Michael Gilmore Is Osler Professor in Ophthalmology

A professorship named in honor of “the father of modern medicine” was celebrated this spring along with the first faculty member to hold it, an ophthalmological leader in antibiotic-resistant infection.

“It gives me great pleasure to preside over the celebration of the Sir William Osler Professorship in Ophthalmology, and with it the installation of the inaugural incumbent, Michael Gilmore,” said HMS Dean for Academic and Clinical Affairs Nancy Tarbell in March.

Nancy Tarbell, HMS Dean for Academic and Clinical Affairs, celebrated the installation of Michael Gilmore as the first William Osler Professor in Ophthalmology. HMS photo by Steve Gilbert

Gilmore, the Charles L. Schepens Professor of Ophthalmology, came to HMS in 2004 to serve as president, CEO and director of research for the HMS-affiliated Schepens Eye Research Institute. In 2010 he moved his laboratories to the Massachusetts Eye and Ear Infirmary, where he is working to develop new treatments for antibiotic-resistant Staphylococcus and other infections. Staphylococcus is a leading cause of infection of the cornea, especially in wearers of contact lenses.

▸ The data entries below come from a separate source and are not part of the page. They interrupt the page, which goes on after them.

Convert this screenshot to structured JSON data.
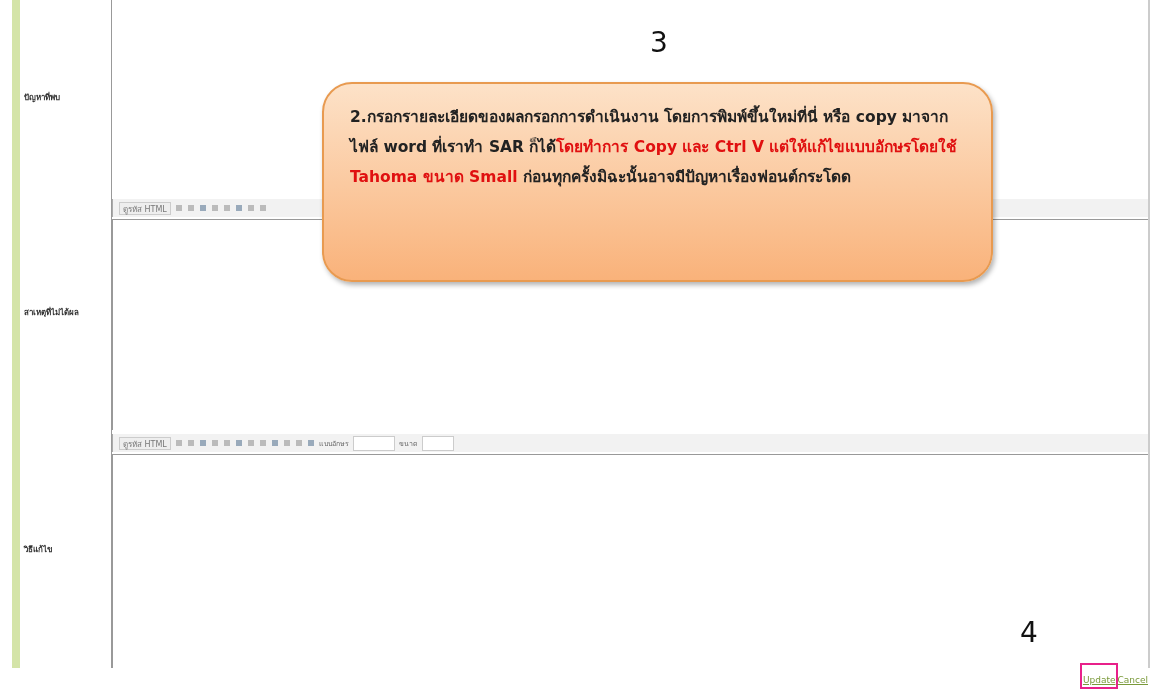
{
  "rows": [
    {
      "label": "ปัญหาที่พบ",
      "toolbar": null
    },
    {
      "label": "สาเหตุที่ไม่ได้ผล",
      "toolbar": {
        "html_button": "ดูรหัส HTML"
      }
    },
    {
      "label": "วิธีแก้ไข",
      "toolbar": {
        "html_button": "ดูรหัส HTML",
        "font_label": "แบบอักษร",
        "size_label": "ขนาด"
      }
    }
  ],
  "step_numbers": [
    "3",
    "4"
  ],
  "callout": {
    "segments": [
      {
        "kind": "normal",
        "text": "2.กรอกรายละเอียดของผลกรอกการดำเนินงาน โดยการพิมพ์ขึ้นใหม่ที่นี่ หรือ copy มาจากไฟล์ word ที่เราทำ SAR ก็ได้"
      },
      {
        "kind": "highlight",
        "text": "โดยทำการ Copy และ Ctrl V แต่ให้แก้ไขแบบอักษรโดยใช้ Tahoma ขนาด Small"
      },
      {
        "kind": "normal",
        "text": " ก่อนทุกครั้งมิฉะนั้นอาจมีปัญหาเรื่องฟอนต์กระโดด"
      }
    ]
  },
  "links": [
    "Update",
    "Cancel"
  ]
}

A member of the steering committees of the Harvard University Microbial Sciences Initiative and the Infectious Disease Initiative of the Broad Institute of MIT and Harvard, Gilmore is a global leader in understanding antibiotic-resistant bacterial infection, with a special interest in eye disease. By understanding how microbes interact with human tissue, he hopes to develop new ways to treat and prevent infections.

Gilmore is currently the principal investigator of the Harvard-wide Program on Antibiotic Resistance, which involves co-investigators from HMS, Massachusetts General Hospital and Harvard College. Sponsored by the National Institutes of Health, the program combines the talents of biochemists, molecular biologists and infectious disease specialists, using cutting-edge high-throughput technologies, to identify new compounds that may become the next generation of treatments for antibiotic resistant bacterial infections.

The late Susan Morse Hilles established the Sir William Osler Professorship in Ophthalmology in 1984, naming the professorship for her ancestor—a Canadian physician, pathologist, educator and historian who has been called the “father of modern medicine.” Gilmore thanked Hilles’ daughter, Susan Hilles Bush, who was in attendance.

John Fernandez, president and CEO of the Massachusetts Eye and Ear Infirmary, and Joan Whitten Miller, chair of the HMS Department of Ophthalmology and chief of Ophthalmology at the Massachusetts Eye and Ear Infirmary and Mass General, congratulated Gilmore in their remarks.